A closely related tribe, the Yarok tribe, has partnered with the California Department of Forestry and Fire Protection (CAL FIRE) to experiment with small burns on their tribal land. Much of the impetus for this collaboration has been the desire of tribes like the Yarok to regrow certain plants, common before the era of fire suppression, which are vital to the practice of their ancient traditions. Prescribed burns have been incredibly successful to this end. In 2013, the tribe-government collaboration successfully employed the ancient practice of prescribed burning using modern controlled-burn equipment and protective gear. As the fire burnt across the Karuk’s ancestral forests, the marching flame left the ground black with ash. Tongues of flame reached up and scorched the bottom few inches of the larger woody plants. That area of forest was successfully relieved of its accumulated natural fuels, but, more importantly, after several weeks, the forest floor was blanketed by clean, straight hazelnut stalks from which the Yarok weave their traditional baskets.

After the hazel plants sprang up from the forest floor, their long stems were harvested by the Yurok community for the elaborate baskets that carry their babies, their food, and part of their culture. Yarok mothers could finally weave their baby baskets for the first time in years. Elizabeth Azzuz, Yurok tribal member and Head of Logistics of the Cultural Fire Management Council (CFMC), attending a recent burning, commented on the cultural revival that prescribed burns facilitate. “Everything that comes up new is going to make a basket weaver’s dream come true,” said Azzuz. The introduction of tribally managed fires also brings back prairie grains and wild potatoes that have been sparse in these lands for decades. “[W]e’re reclaiming our food security,” said Margo Robbins, President of CMFC.

Waking Up the Government with TEK 

Some government efforts in more recent years seem to signal a sea-change in the world of fire management, especially after fires like the deadly Camp Fire in Northern California that caused at least 85 fatalities and represented the costliest global disaster in 2018. As a result of the Camp Fire and fires like it, the nation seems to be waking up to the traditions of prescribed fire. “[G]overnment agencies…are starting to realize that native people know more than a little something about what the land needs and how to use fire,” says Margo Robbins. The National Park Service (NPS) in partnership with the Bureau of Indian Affairs (BIA) is making concerted efforts to use traditional ecological knowledge (TEK) to apply fire to land in need of renewal and fuel reduction.

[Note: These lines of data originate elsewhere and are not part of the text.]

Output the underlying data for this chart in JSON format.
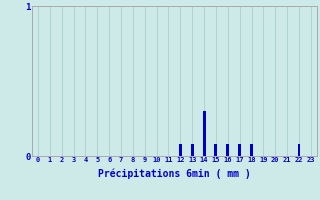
{
  "xlabel": "Précipitations 6min ( mm )",
  "background_color": "#ceeae8",
  "bar_color": "#0000cc",
  "grid_color": "#aad4d0",
  "axis_color": "#aaaaaa",
  "text_color": "#0000cc",
  "xlim": [
    -0.5,
    23.5
  ],
  "ylim": [
    0,
    1.0
  ],
  "yticks": [
    0,
    1
  ],
  "xtick_labels": [
    "0",
    "1",
    "2",
    "3",
    "4",
    "5",
    "6",
    "7",
    "8",
    "9",
    "10",
    "11",
    "12",
    "13",
    "14",
    "15",
    "16",
    "17",
    "18",
    "19",
    "20",
    "21",
    "22",
    "23"
  ],
  "hours": [
    0,
    1,
    2,
    3,
    4,
    5,
    6,
    7,
    8,
    9,
    10,
    11,
    12,
    13,
    14,
    15,
    16,
    17,
    18,
    19,
    20,
    21,
    22,
    23
  ],
  "values": [
    0,
    0,
    0,
    0,
    0,
    0,
    0,
    0,
    0,
    0,
    0,
    0,
    0.08,
    0.08,
    0.3,
    0.08,
    0.08,
    0.08,
    0.08,
    0,
    0,
    0,
    0.08,
    0
  ]
}
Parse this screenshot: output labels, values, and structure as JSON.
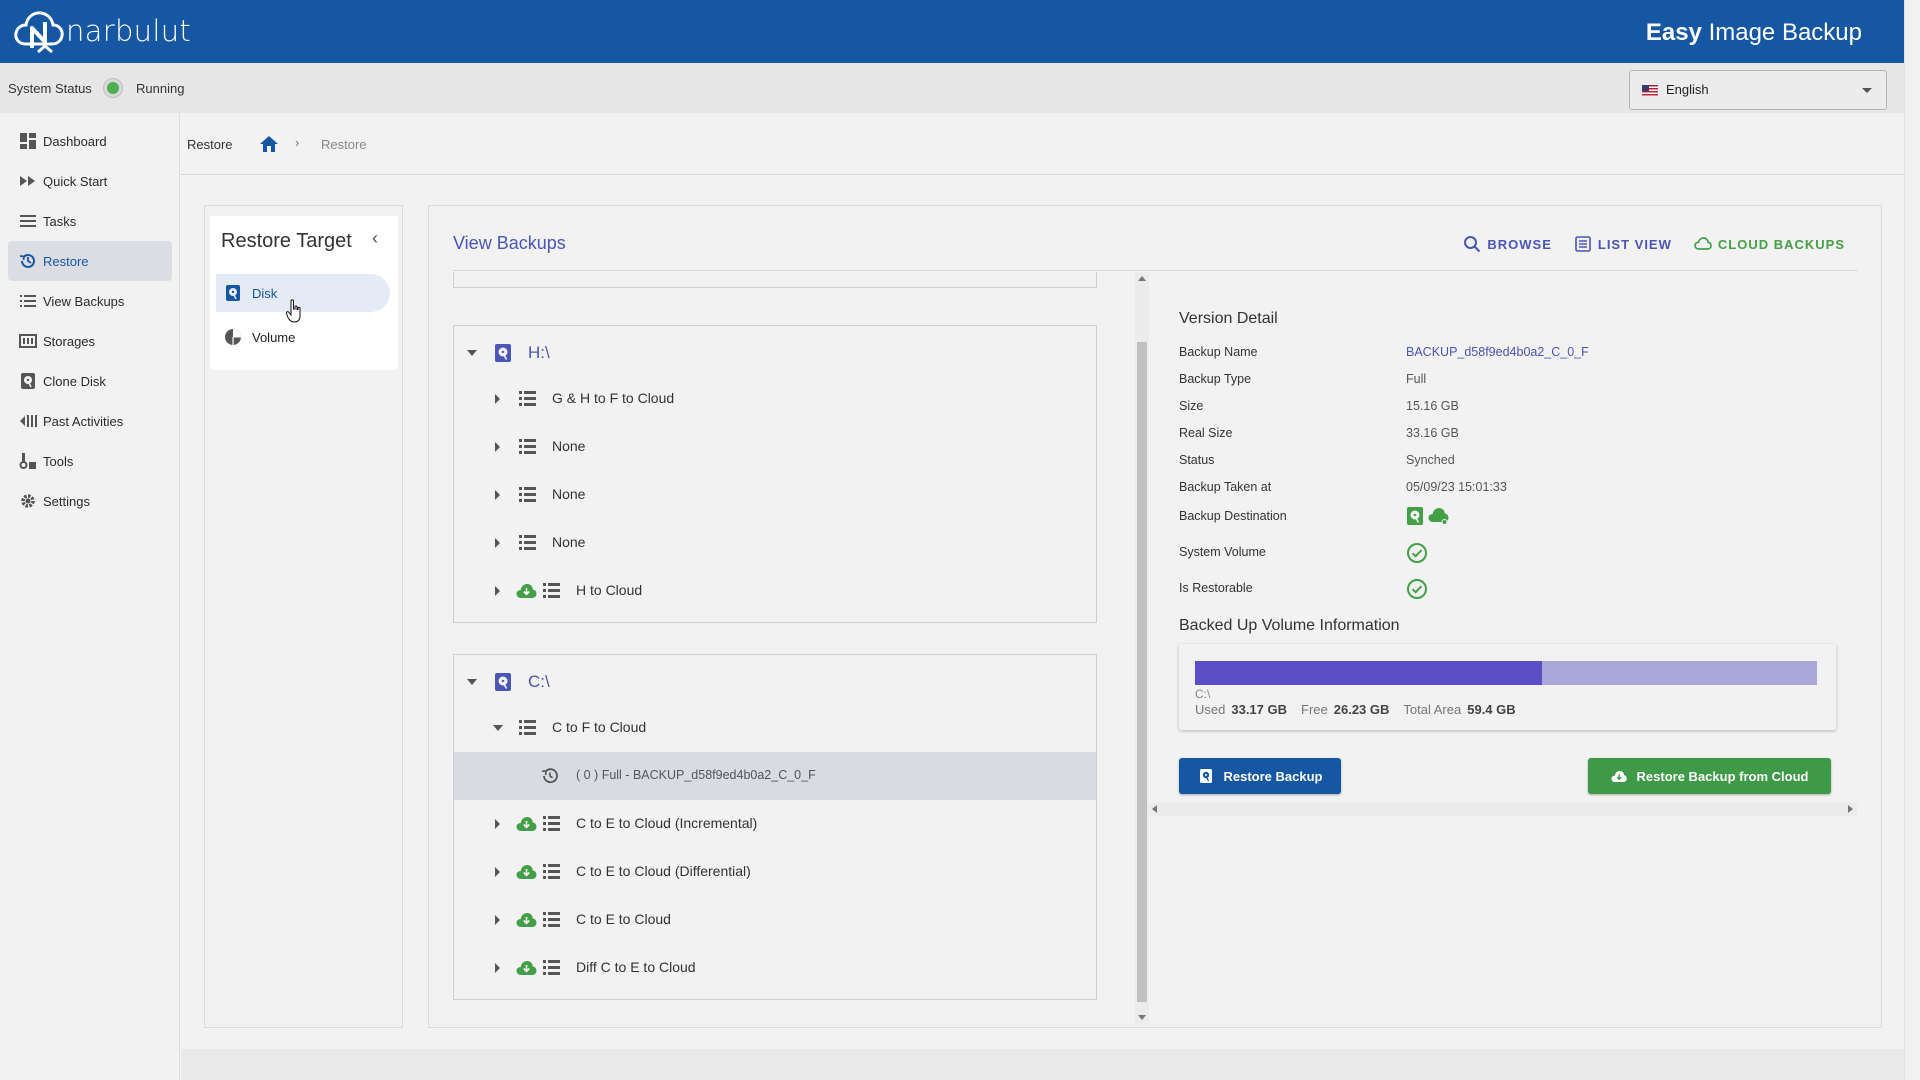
{
  "app": {
    "brand": "narbulut",
    "title_bold": "Easy",
    "title_rest": " Image Backup"
  },
  "status": {
    "label": "System Status",
    "value": "Running",
    "color": "#4caf50"
  },
  "language": {
    "selected": "English"
  },
  "sidebar": {
    "items": [
      {
        "label": "Dashboard",
        "icon": "dashboard-icon"
      },
      {
        "label": "Quick Start",
        "icon": "fast-forward-icon"
      },
      {
        "label": "Tasks",
        "icon": "list-icon"
      },
      {
        "label": "Restore",
        "icon": "restore-icon",
        "active": true
      },
      {
        "label": "View Backups",
        "icon": "list-bulleted-icon"
      },
      {
        "label": "Storages",
        "icon": "storage-icon"
      },
      {
        "label": "Clone Disk",
        "icon": "disk-icon"
      },
      {
        "label": "Past Activities",
        "icon": "history-icon"
      },
      {
        "label": "Tools",
        "icon": "tools-icon"
      },
      {
        "label": "Settings",
        "icon": "gear-icon"
      }
    ]
  },
  "breadcrumb": {
    "title": "Restore",
    "separator": "›",
    "current": "Restore"
  },
  "restore_target": {
    "title": "Restore Target",
    "collapse_glyph": "‹",
    "items": [
      {
        "label": "Disk",
        "icon": "disk-icon",
        "active": true
      },
      {
        "label": "Volume",
        "icon": "pie-icon"
      }
    ]
  },
  "view": {
    "title": "View Backups",
    "actions": [
      {
        "label": "BROWSE",
        "icon": "search-icon"
      },
      {
        "label": "LIST VIEW",
        "icon": "list-view-icon"
      },
      {
        "label": "CLOUD BACKUPS",
        "icon": "cloud-icon"
      }
    ]
  },
  "tree": {
    "groups": [
      {
        "drive": "H:\\",
        "rows": [
          {
            "label": "G & H to F to Cloud",
            "cloud": false
          },
          {
            "label": "None",
            "cloud": false
          },
          {
            "label": "None",
            "cloud": false
          },
          {
            "label": "None",
            "cloud": false
          },
          {
            "label": "H to Cloud",
            "cloud": true
          }
        ]
      },
      {
        "drive": "C:\\",
        "rows": [
          {
            "label": "C to F to Cloud",
            "cloud": false,
            "expanded": true
          },
          {
            "label": "( 0 ) Full - BACKUP_d58f9ed4b0a2_C_0_F",
            "version": true,
            "selected": true
          },
          {
            "label": "C to E to Cloud (Incremental)",
            "cloud": true
          },
          {
            "label": "C to E to Cloud (Differential)",
            "cloud": true
          },
          {
            "label": "C to E to Cloud",
            "cloud": true
          },
          {
            "label": "Diff C to E to Cloud",
            "cloud": true
          }
        ]
      }
    ]
  },
  "version_detail": {
    "title": "Version Detail",
    "rows": [
      {
        "key": "Backup Name",
        "value": "BACKUP_d58f9ed4b0a2_C_0_F",
        "link": true
      },
      {
        "key": "Backup Type",
        "value": "Full"
      },
      {
        "key": "Size",
        "value": "15.16 GB"
      },
      {
        "key": "Real Size",
        "value": "33.16 GB"
      },
      {
        "key": "Status",
        "value": "Synched"
      },
      {
        "key": "Backup Taken at",
        "value": "05/09/23 15:01:33"
      },
      {
        "key": "Backup Destination",
        "value": "",
        "icons": [
          "disk-icon",
          "cloud-icon"
        ]
      },
      {
        "key": "System Volume",
        "value": "",
        "check": true
      },
      {
        "key": "Is Restorable",
        "value": "",
        "check": true
      }
    ]
  },
  "volume_info": {
    "title": "Backed Up Volume Information",
    "name": "C:\\",
    "used_label": "Used",
    "used": "33.17 GB",
    "free_label": "Free",
    "free": "26.23 GB",
    "total_label": "Total Area",
    "total": "59.4 GB",
    "used_fraction": 0.5584
  },
  "buttons": {
    "restore": "Restore Backup",
    "restore_cloud": "Restore Backup from Cloud"
  },
  "colors": {
    "brand_blue": "#1557a3",
    "accent_purple": "#4a55b5",
    "green": "#43a047"
  }
}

The ecological health and fire safety of the American West requires prescribed fire.  The adoption of TEK by government agencies is a  major change in federal and state fire regimes. The NPS and the BIA are navigating the bureaucratic and practical channels that a cooperative fire regime based on TEK requires. The USFS embraces and assists in prescribed burns on tribal land, and uses prescribed burns on the land it manages. The USFS’s goal of 50 million acres for prescribed burns makes implementing TEK-based fire practices critical to achieving this goal. However, the widespread use of TEK-based fire regimes in land controlled by the USFS remains to be seen. These continuing efforts will inspire other federal land management agencies to use prescribed burns on their land and employ TEK in their wider practices. Cooperation between governmental entities on the West Coast, both federal and state, with indigenous tribes like the Karuk will revitalize forest ecology, create a safer fire regime for the American people, and nurture a more vibrant cultural landscape for indigenous tribes whose traditions rely on periodic fire.